No bus tour ever tasted this good.
New York City — already home to a "Sex and the City" tour, a TV and movie trek and a Harlem gospel expedition — has a new attraction sure to please tourist taste buds.
Each Sunday, Scott's Pizza Tour will sample the slices at a half-dozen of the city's famed pie palaces like John's in Greenwich Village and Totonno's in Coney Island.
"This is like a dream, this pizza tour. It's great," said Chris Brady, 28, a Massachusetts customer service rep who downed 10 slices at five pizzerias yesterday during the tour's maiden voyage.
"I just wish I didn't have breakfast. I could've had more."
The trek is the brainchild of Scott Wiener, a New Jersey resident who quit his job as events coordinator for the City of Hoboken to launch the tour.
Pizza lovers with $55 to spare can tool around in a school bus on the first citywide pizza tour, which will hit premier pizzerias on a rotating basis.
Wiener is hoping to feature up-and-coming joints — like Luzzo's in the East Village, yesterday's second stop — as well as established favorites.
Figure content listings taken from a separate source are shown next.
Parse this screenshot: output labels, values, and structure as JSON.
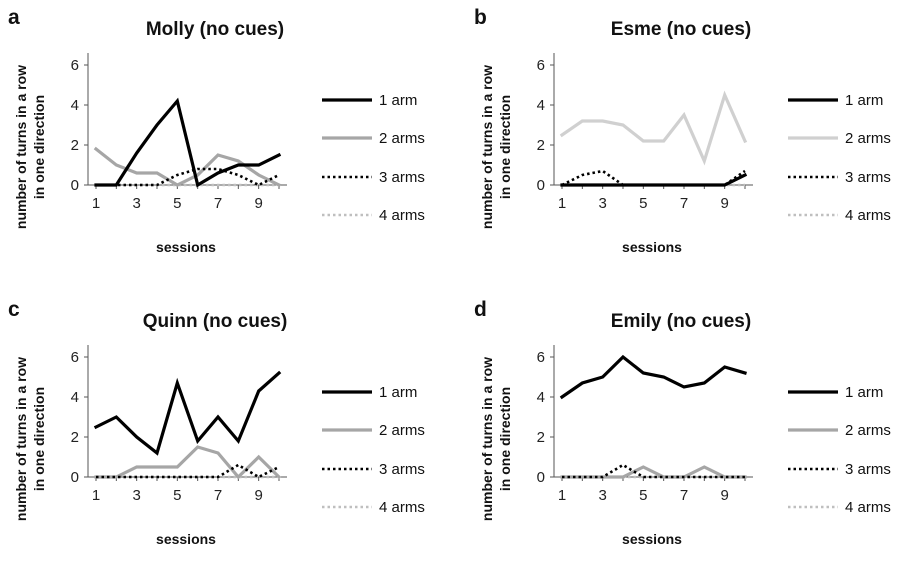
{
  "chart_data": [
    {
      "type": "line",
      "panel": "a",
      "title": "Molly (no cues)",
      "xlabel": "sessions",
      "ylabel": "number of turns in a row in one direction",
      "x": [
        1,
        2,
        3,
        4,
        5,
        6,
        7,
        8,
        9,
        10
      ],
      "xticks": [
        1,
        3,
        5,
        7,
        9
      ],
      "ylim": [
        0,
        7
      ],
      "yticks": [
        0,
        2,
        4,
        6
      ],
      "legend": "right",
      "series": [
        {
          "name": "1 arm",
          "values": [
            0,
            0,
            1.6,
            3,
            4.2,
            0,
            0.6,
            1,
            1,
            1.5
          ]
        },
        {
          "name": "2 arms",
          "values": [
            1.8,
            1,
            0.6,
            0.6,
            0,
            0.5,
            1.5,
            1.2,
            0.5,
            0
          ]
        },
        {
          "name": "3 arms",
          "values": [
            0,
            0,
            0,
            0,
            0.5,
            0.8,
            0.8,
            0.5,
            0,
            0.5
          ]
        },
        {
          "name": "4 arms",
          "values": [
            0,
            0,
            0,
            0,
            0,
            0,
            0,
            0,
            0,
            0
          ]
        }
      ]
    },
    {
      "type": "line",
      "panel": "b",
      "title": "Esme (no cues)",
      "xlabel": "sessions",
      "ylabel": "number of turns in a row in one direction",
      "x": [
        1,
        2,
        3,
        4,
        5,
        6,
        7,
        8,
        9,
        10
      ],
      "xticks": [
        1,
        3,
        5,
        7,
        9
      ],
      "ylim": [
        0,
        7
      ],
      "yticks": [
        0,
        2,
        4,
        6
      ],
      "legend": "right",
      "series": [
        {
          "name": "1 arm",
          "values": [
            0,
            0,
            0,
            0,
            0,
            0,
            0,
            0,
            0,
            0.5
          ]
        },
        {
          "name": "2 arms",
          "values": [
            2.5,
            3.2,
            3.2,
            3,
            2.2,
            2.2,
            3.5,
            1.2,
            4.5,
            2.2
          ]
        },
        {
          "name": "3 arms",
          "values": [
            0,
            0.5,
            0.7,
            0,
            0,
            0,
            0,
            0,
            0,
            0.7
          ]
        },
        {
          "name": "4 arms",
          "values": [
            0,
            0,
            0,
            0,
            0,
            0,
            0,
            0,
            0,
            0
          ]
        }
      ]
    },
    {
      "type": "line",
      "panel": "c",
      "title": "Quinn (no cues)",
      "xlabel": "sessions",
      "ylabel": "number of turns in a row in one direction",
      "x": [
        1,
        2,
        3,
        4,
        5,
        6,
        7,
        8,
        9,
        10
      ],
      "xticks": [
        1,
        3,
        5,
        7,
        9
      ],
      "ylim": [
        0,
        7
      ],
      "yticks": [
        0,
        2,
        4,
        6
      ],
      "legend": "right",
      "series": [
        {
          "name": "1 arm",
          "values": [
            2.5,
            3,
            2,
            1.2,
            4.7,
            1.8,
            3,
            1.8,
            4.3,
            5.2
          ]
        },
        {
          "name": "2 arms",
          "values": [
            0,
            0,
            0.5,
            0.5,
            0.5,
            1.5,
            1.2,
            0,
            1,
            0
          ]
        },
        {
          "name": "3 arms",
          "values": [
            0,
            0,
            0,
            0,
            0,
            0,
            0,
            0.6,
            0,
            0.5
          ]
        },
        {
          "name": "4 arms",
          "values": [
            0,
            0,
            0,
            0,
            0,
            0,
            0,
            0,
            0,
            0
          ]
        }
      ]
    },
    {
      "type": "line",
      "panel": "d",
      "title": "Emily (no cues)",
      "xlabel": "sessions",
      "ylabel": "number of turns in a row in one direction",
      "x": [
        1,
        2,
        3,
        4,
        5,
        6,
        7,
        8,
        9,
        10
      ],
      "xticks": [
        1,
        3,
        5,
        7,
        9
      ],
      "ylim": [
        0,
        7
      ],
      "yticks": [
        0,
        2,
        4,
        6
      ],
      "legend": "right",
      "series": [
        {
          "name": "1 arm",
          "values": [
            4,
            4.7,
            5,
            6,
            5.2,
            5,
            4.5,
            4.7,
            5.5,
            5.2
          ]
        },
        {
          "name": "2 arms",
          "values": [
            0,
            0,
            0,
            0,
            0.5,
            0,
            0,
            0.5,
            0,
            0
          ]
        },
        {
          "name": "3 arms",
          "values": [
            0,
            0,
            0,
            0.6,
            0,
            0,
            0,
            0,
            0,
            0
          ]
        },
        {
          "name": "4 arms",
          "values": [
            0,
            0,
            0,
            0,
            0,
            0,
            0,
            0,
            0,
            0
          ]
        }
      ]
    }
  ],
  "series_styles": [
    {
      "color": "#000000",
      "dash": "solid",
      "weight": "heavy"
    },
    {
      "color": "#a6a6a6",
      "dash": "solid",
      "weight": "heavy"
    },
    {
      "color": "#000000",
      "dash": "dotted",
      "weight": "medium"
    },
    {
      "color": "#bfbfbf",
      "dash": "dotted",
      "weight": "medium"
    }
  ],
  "panel_overrides": {
    "b": {
      "2 arms": "#d0d0d0"
    }
  },
  "colors": {
    "axis": "#555555",
    "text": "#111111"
  }
}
"They may not have the track record of Lombardi's or John's, but their pizza is still on the same level," said Wiener, 26, who said his personal favorite among the 130 pizzerias he's visited citywide — Brooklyn's Grimaldi's — will be on an upcoming junket.
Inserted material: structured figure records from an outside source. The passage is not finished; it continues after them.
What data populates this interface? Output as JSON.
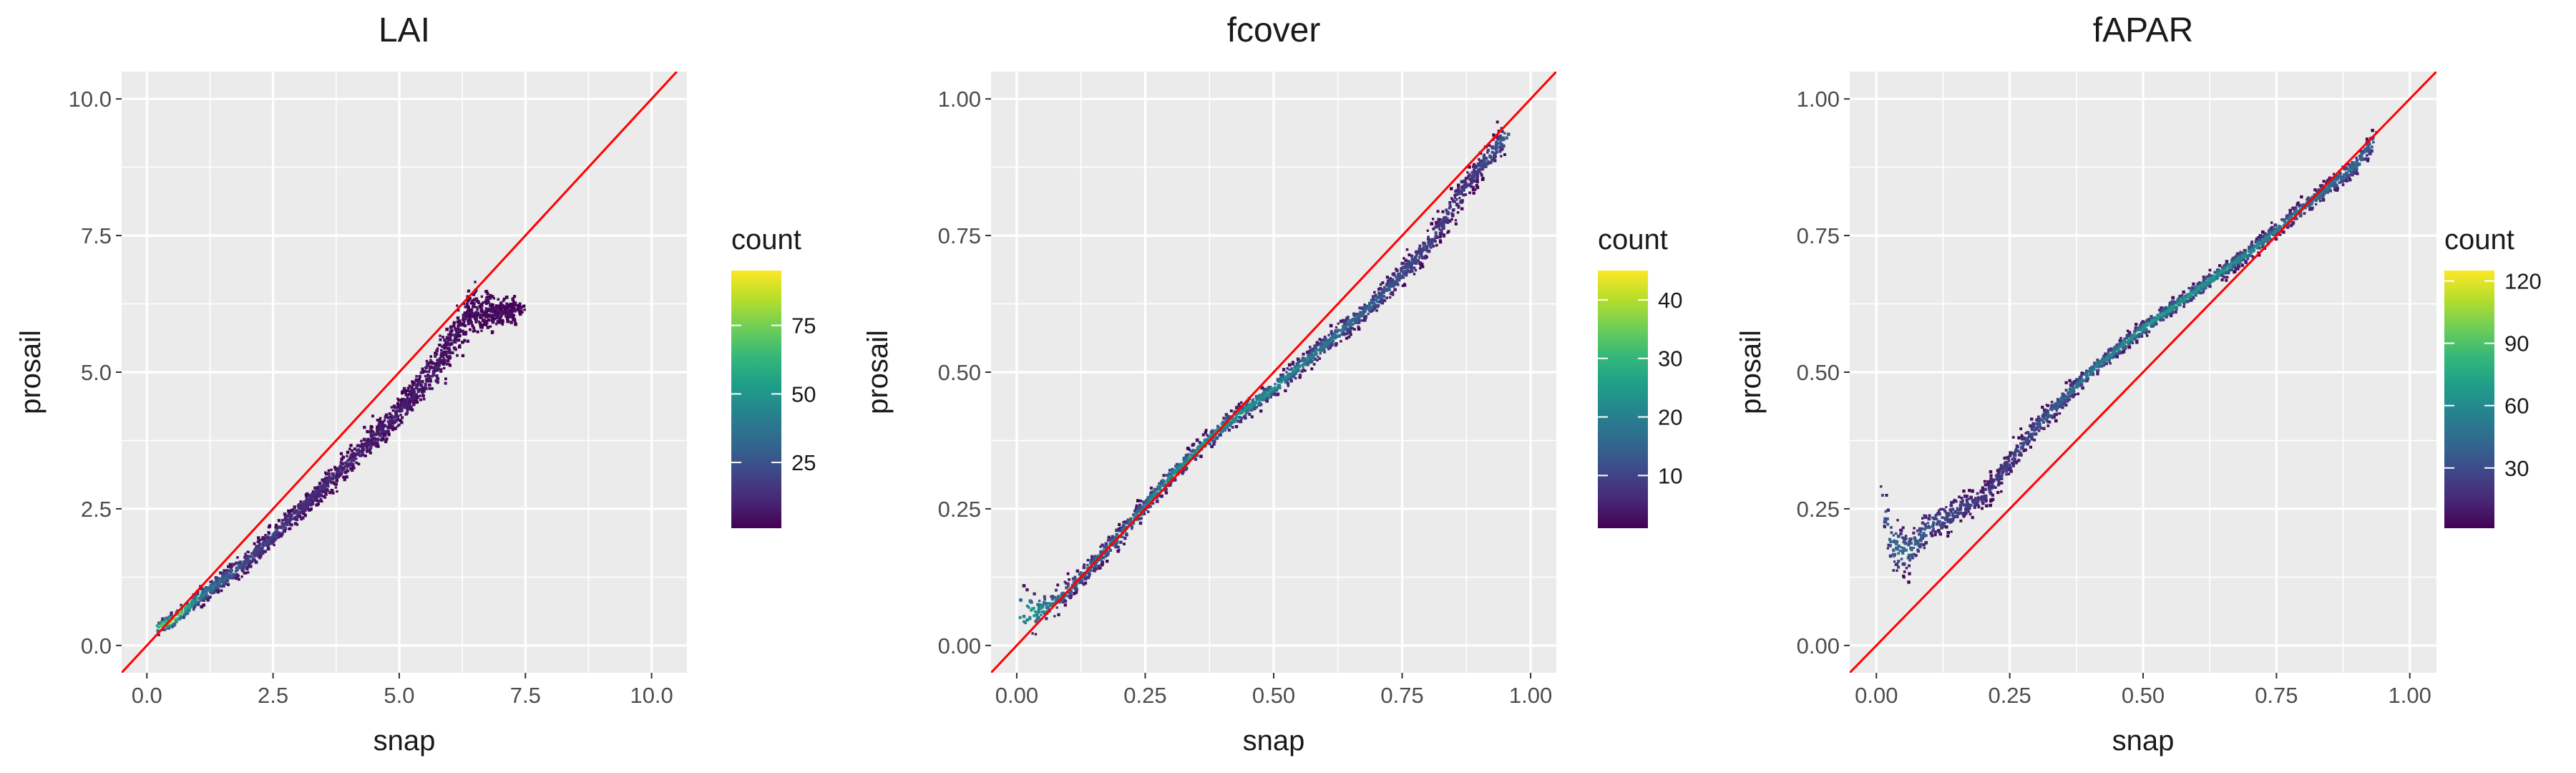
{
  "figure": {
    "background": "#ffffff",
    "panel_background": "#ebebeb",
    "gridline_color": "#ffffff",
    "reference_line_color": "#ff0000",
    "viridis": [
      "#440154",
      "#482878",
      "#3e4989",
      "#31688e",
      "#26828e",
      "#1f9e89",
      "#35b779",
      "#6ece58",
      "#b5de2b",
      "#fde725"
    ]
  },
  "chart_data": [
    {
      "type": "heatmap",
      "title": "LAI",
      "xlabel": "snap",
      "ylabel": "prosail",
      "xlim": [
        -0.5,
        10.7
      ],
      "ylim": [
        -0.5,
        10.5
      ],
      "xticks": [
        0.0,
        2.5,
        5.0,
        7.5,
        10.0
      ],
      "xtick_labels": [
        "0.0",
        "2.5",
        "5.0",
        "7.5",
        "10.0"
      ],
      "yticks": [
        0.0,
        2.5,
        5.0,
        7.5,
        10.0
      ],
      "ytick_labels": [
        "0.0",
        "2.5",
        "5.0",
        "7.5",
        "10.0"
      ],
      "grid": true,
      "reference_line": "y = x",
      "legend": {
        "title": "count",
        "position": "right",
        "min": 1,
        "max": 95,
        "ticks": [
          25,
          50,
          75
        ],
        "tick_labels": [
          "25",
          "50",
          "75"
        ]
      },
      "density_ridge": [
        {
          "x": 0.2,
          "y": 0.33,
          "w": 0.12,
          "c": 0.6
        },
        {
          "x": 0.5,
          "y": 0.45,
          "w": 0.14,
          "c": 0.9
        },
        {
          "x": 1.0,
          "y": 0.85,
          "w": 0.16,
          "c": 0.45
        },
        {
          "x": 2.0,
          "y": 1.55,
          "w": 0.18,
          "c": 0.22
        },
        {
          "x": 3.0,
          "y": 2.45,
          "w": 0.2,
          "c": 0.14
        },
        {
          "x": 4.0,
          "y": 3.35,
          "w": 0.22,
          "c": 0.1
        },
        {
          "x": 5.0,
          "y": 4.25,
          "w": 0.28,
          "c": 0.08
        },
        {
          "x": 5.8,
          "y": 5.2,
          "w": 0.36,
          "c": 0.06
        },
        {
          "x": 6.4,
          "y": 6.1,
          "w": 0.4,
          "c": 0.03
        },
        {
          "x": 7.0,
          "y": 6.1,
          "w": 0.25,
          "c": 0.02
        },
        {
          "x": 7.4,
          "y": 6.15,
          "w": 0.15,
          "c": 0.01
        }
      ]
    },
    {
      "type": "heatmap",
      "title": "fcover",
      "xlabel": "snap",
      "ylabel": "prosail",
      "xlim": [
        -0.05,
        1.05
      ],
      "ylim": [
        -0.05,
        1.05
      ],
      "xticks": [
        0.0,
        0.25,
        0.5,
        0.75,
        1.0
      ],
      "xtick_labels": [
        "0.00",
        "0.25",
        "0.50",
        "0.75",
        "1.00"
      ],
      "yticks": [
        0.0,
        0.25,
        0.5,
        0.75,
        1.0
      ],
      "ytick_labels": [
        "0.00",
        "0.25",
        "0.50",
        "0.75",
        "1.00"
      ],
      "grid": true,
      "reference_line": "y = x",
      "legend": {
        "title": "count",
        "position": "right",
        "min": 1,
        "max": 45,
        "ticks": [
          10,
          20,
          30,
          40
        ],
        "tick_labels": [
          "10",
          "20",
          "30",
          "40"
        ]
      },
      "density_ridge": [
        {
          "x": 0.01,
          "y": 0.06,
          "w": 0.05,
          "c": 0.5
        },
        {
          "x": 0.03,
          "y": 0.06,
          "w": 0.04,
          "c": 0.55
        },
        {
          "x": 0.06,
          "y": 0.07,
          "w": 0.03,
          "c": 0.4
        },
        {
          "x": 0.1,
          "y": 0.1,
          "w": 0.02,
          "c": 0.35
        },
        {
          "x": 0.2,
          "y": 0.2,
          "w": 0.018,
          "c": 0.4
        },
        {
          "x": 0.3,
          "y": 0.31,
          "w": 0.016,
          "c": 0.5
        },
        {
          "x": 0.4,
          "y": 0.4,
          "w": 0.016,
          "c": 0.55
        },
        {
          "x": 0.5,
          "y": 0.47,
          "w": 0.016,
          "c": 0.5
        },
        {
          "x": 0.6,
          "y": 0.55,
          "w": 0.018,
          "c": 0.4
        },
        {
          "x": 0.7,
          "y": 0.63,
          "w": 0.02,
          "c": 0.3
        },
        {
          "x": 0.8,
          "y": 0.73,
          "w": 0.025,
          "c": 0.2
        },
        {
          "x": 0.88,
          "y": 0.85,
          "w": 0.03,
          "c": 0.15
        },
        {
          "x": 0.95,
          "y": 0.93,
          "w": 0.025,
          "c": 0.3
        }
      ]
    },
    {
      "type": "heatmap",
      "title": "fAPAR",
      "xlabel": "snap",
      "ylabel": "prosail",
      "xlim": [
        -0.05,
        1.05
      ],
      "ylim": [
        -0.05,
        1.05
      ],
      "xticks": [
        0.0,
        0.25,
        0.5,
        0.75,
        1.0
      ],
      "xtick_labels": [
        "0.00",
        "0.25",
        "0.50",
        "0.75",
        "1.00"
      ],
      "yticks": [
        0.0,
        0.25,
        0.5,
        0.75,
        1.0
      ],
      "ytick_labels": [
        "0.00",
        "0.25",
        "0.50",
        "0.75",
        "1.00"
      ],
      "grid": true,
      "reference_line": "y = x",
      "legend": {
        "title": "count",
        "position": "right",
        "min": 1,
        "max": 125,
        "ticks": [
          30,
          60,
          90,
          120
        ],
        "tick_labels": [
          "30",
          "60",
          "90",
          "120"
        ]
      },
      "density_ridge": [
        {
          "x": 0.01,
          "y": 0.27,
          "w": 0.045,
          "c": 0.25
        },
        {
          "x": 0.03,
          "y": 0.18,
          "w": 0.05,
          "c": 0.35
        },
        {
          "x": 0.06,
          "y": 0.17,
          "w": 0.04,
          "c": 0.35
        },
        {
          "x": 0.1,
          "y": 0.22,
          "w": 0.03,
          "c": 0.25
        },
        {
          "x": 0.2,
          "y": 0.27,
          "w": 0.025,
          "c": 0.15
        },
        {
          "x": 0.3,
          "y": 0.4,
          "w": 0.02,
          "c": 0.25
        },
        {
          "x": 0.4,
          "y": 0.5,
          "w": 0.015,
          "c": 0.4
        },
        {
          "x": 0.5,
          "y": 0.58,
          "w": 0.013,
          "c": 0.55
        },
        {
          "x": 0.6,
          "y": 0.65,
          "w": 0.013,
          "c": 0.55
        },
        {
          "x": 0.7,
          "y": 0.72,
          "w": 0.013,
          "c": 0.5
        },
        {
          "x": 0.8,
          "y": 0.8,
          "w": 0.015,
          "c": 0.4
        },
        {
          "x": 0.9,
          "y": 0.88,
          "w": 0.02,
          "c": 0.35
        },
        {
          "x": 0.93,
          "y": 0.92,
          "w": 0.02,
          "c": 0.3
        }
      ]
    }
  ]
}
Don't look for a Jersey stop anytime soon.
"A lot of pizzerias in Hoboken don't try very hard because they don't need to," Wiener said about pies in Frank Sinatra's hometown. "The market doesn't demand it. The standard is low."
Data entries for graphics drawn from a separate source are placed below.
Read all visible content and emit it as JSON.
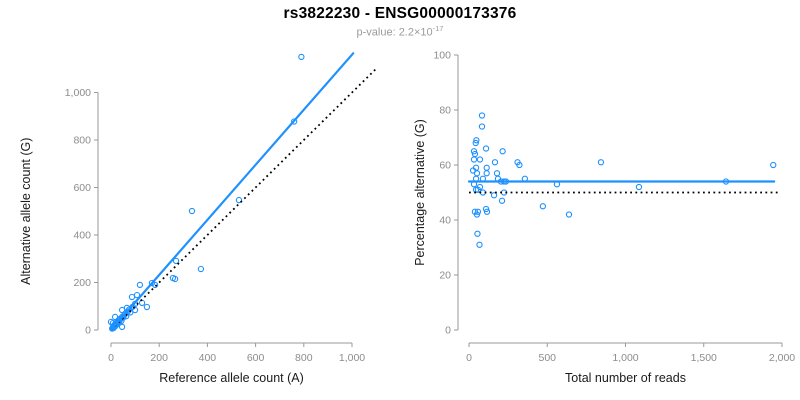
{
  "header": {
    "title": "rs3822230 - ENSG00000173376",
    "subtitle_prefix": "p-value: 2.2×10",
    "subtitle_exponent": "-17"
  },
  "colors": {
    "accent_blue": "#1E90FF",
    "axis_gray": "#999999",
    "tick_label_gray": "#8c8c8c",
    "axis_title_color": "#1a1a1a",
    "dotted_line_black": "#000000"
  },
  "chart_data": [
    {
      "type": "scatter",
      "name": "allele-counts",
      "xlabel": "Reference allele count (A)",
      "ylabel": "Alternative allele count (G)",
      "xlim": [
        0,
        1000
      ],
      "ylim": [
        0,
        1000
      ],
      "xticks": [
        0,
        200,
        400,
        600,
        800,
        1000
      ],
      "yticks": [
        0,
        200,
        400,
        600,
        800,
        1000
      ],
      "xtick_labels": [
        "0",
        "200",
        "400",
        "600",
        "800",
        "1,000"
      ],
      "ytick_labels": [
        "0",
        "200",
        "400",
        "600",
        "800",
        "1,000"
      ],
      "grid": false,
      "points": [
        [
          0,
          34
        ],
        [
          5,
          6
        ],
        [
          7,
          10
        ],
        [
          8,
          29
        ],
        [
          9,
          14
        ],
        [
          11,
          9
        ],
        [
          13,
          18
        ],
        [
          15,
          22
        ],
        [
          17,
          55
        ],
        [
          18,
          16
        ],
        [
          20,
          26
        ],
        [
          22,
          30
        ],
        [
          25,
          24
        ],
        [
          28,
          34
        ],
        [
          30,
          40
        ],
        [
          33,
          31
        ],
        [
          35,
          45
        ],
        [
          37,
          42
        ],
        [
          40,
          48
        ],
        [
          43,
          38
        ],
        [
          46,
          13
        ],
        [
          46,
          55
        ],
        [
          46,
          84
        ],
        [
          50,
          52
        ],
        [
          55,
          62
        ],
        [
          60,
          70
        ],
        [
          63,
          58
        ],
        [
          66,
          93
        ],
        [
          70,
          78
        ],
        [
          75,
          86
        ],
        [
          80,
          74
        ],
        [
          87,
          139
        ],
        [
          90,
          98
        ],
        [
          100,
          84
        ],
        [
          100,
          110
        ],
        [
          108,
          147
        ],
        [
          120,
          190
        ],
        [
          129,
          114
        ],
        [
          149,
          97
        ],
        [
          170,
          198
        ],
        [
          183,
          190
        ],
        [
          257,
          219
        ],
        [
          266,
          215
        ],
        [
          270,
          291
        ],
        [
          336,
          501
        ],
        [
          373,
          257
        ],
        [
          531,
          547
        ],
        [
          760,
          878
        ],
        [
          790,
          1150
        ]
      ],
      "lines": [
        {
          "name": "identity-line",
          "style": "dotted",
          "color": "#000000",
          "from": [
            0,
            0
          ],
          "to": [
            1100,
            1100
          ]
        },
        {
          "name": "regression-line",
          "style": "solid",
          "color": "#1E90FF",
          "from": [
            0,
            0
          ],
          "to": [
            1005,
            1165
          ]
        }
      ]
    },
    {
      "type": "scatter",
      "name": "percentage-vs-reads",
      "xlabel": "Total number of reads",
      "ylabel": "Percentage alternative (G)",
      "xlim": [
        0,
        2000
      ],
      "ylim": [
        0,
        100
      ],
      "xticks": [
        0,
        500,
        1000,
        1500,
        2000
      ],
      "yticks": [
        0,
        20,
        40,
        60,
        80,
        100
      ],
      "xtick_labels": [
        "0",
        "500",
        "1,000",
        "1,500",
        "2,000"
      ],
      "ytick_labels": [
        "0",
        "20",
        "40",
        "60",
        "80",
        "100"
      ],
      "grid": false,
      "points": [
        [
          26,
          58
        ],
        [
          32,
          65
        ],
        [
          32,
          62
        ],
        [
          32,
          53
        ],
        [
          38,
          64
        ],
        [
          38,
          43
        ],
        [
          43,
          68
        ],
        [
          45,
          59
        ],
        [
          45,
          55
        ],
        [
          45,
          51
        ],
        [
          47,
          69
        ],
        [
          51,
          57
        ],
        [
          51,
          42
        ],
        [
          54,
          35
        ],
        [
          57,
          51
        ],
        [
          57,
          43
        ],
        [
          67,
          31
        ],
        [
          70,
          62
        ],
        [
          70,
          52
        ],
        [
          83,
          78
        ],
        [
          83,
          74
        ],
        [
          89,
          55
        ],
        [
          89,
          50
        ],
        [
          109,
          66
        ],
        [
          109,
          44
        ],
        [
          113,
          59
        ],
        [
          113,
          57
        ],
        [
          115,
          43
        ],
        [
          160,
          49
        ],
        [
          166,
          61
        ],
        [
          179,
          57
        ],
        [
          185,
          55
        ],
        [
          204,
          54
        ],
        [
          211,
          47
        ],
        [
          215,
          65
        ],
        [
          224,
          54
        ],
        [
          224,
          50
        ],
        [
          236,
          54
        ],
        [
          310,
          61
        ],
        [
          322,
          60
        ],
        [
          357,
          55
        ],
        [
          472,
          45
        ],
        [
          562,
          53
        ],
        [
          639,
          42
        ],
        [
          843,
          61
        ],
        [
          1086,
          52
        ],
        [
          1642,
          54
        ],
        [
          1944,
          60
        ]
      ],
      "lines": [
        {
          "name": "expected-50-line",
          "style": "dotted",
          "color": "#000000",
          "from": [
            0,
            50
          ],
          "to": [
            1975,
            50
          ]
        },
        {
          "name": "mean-percentage-line",
          "style": "solid",
          "color": "#1E90FF",
          "from": [
            0,
            54
          ],
          "to": [
            1950,
            54
          ]
        }
      ]
    }
  ]
}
At Patricia's in the Bronx, where workers dished out free extra helpings of the Neapolitan-style Margherita pie, Jon Anzalone said the wood oven-cooked pie ranked high on his short list of authentic pizzerias.
"I would go back to every one of these places, but they really spoiled us here," said Anzalone, 25, of Williamsburg, Brooklyn.
At Lombardi's, billed as the country's first-ever pizzeria, fans enjoyed the famed coal-oven pies without waiting on the Spring St. pizzeria's infamously long lines.
"Take a look, take a picture if you want, this is Lombardi's famous coal-oven pizza" said Wiener, who giddily showed off one of the city's few remaining coal ovens as chefs stuffed pie after pie into the 859-degree stove.
Not everyone on the tour could eat like a pro.
"I ate till I quit," said John Moyer, 53, of Pennsylvania, who inhaled 41/2 slices before calling it quits at Louie & Ernie's in the Bronx.
"Too. Much. Pizza."
Register online at www.scottspizzatours.com for the trek, which will leave from Lombardi's on Sundays starting May 11.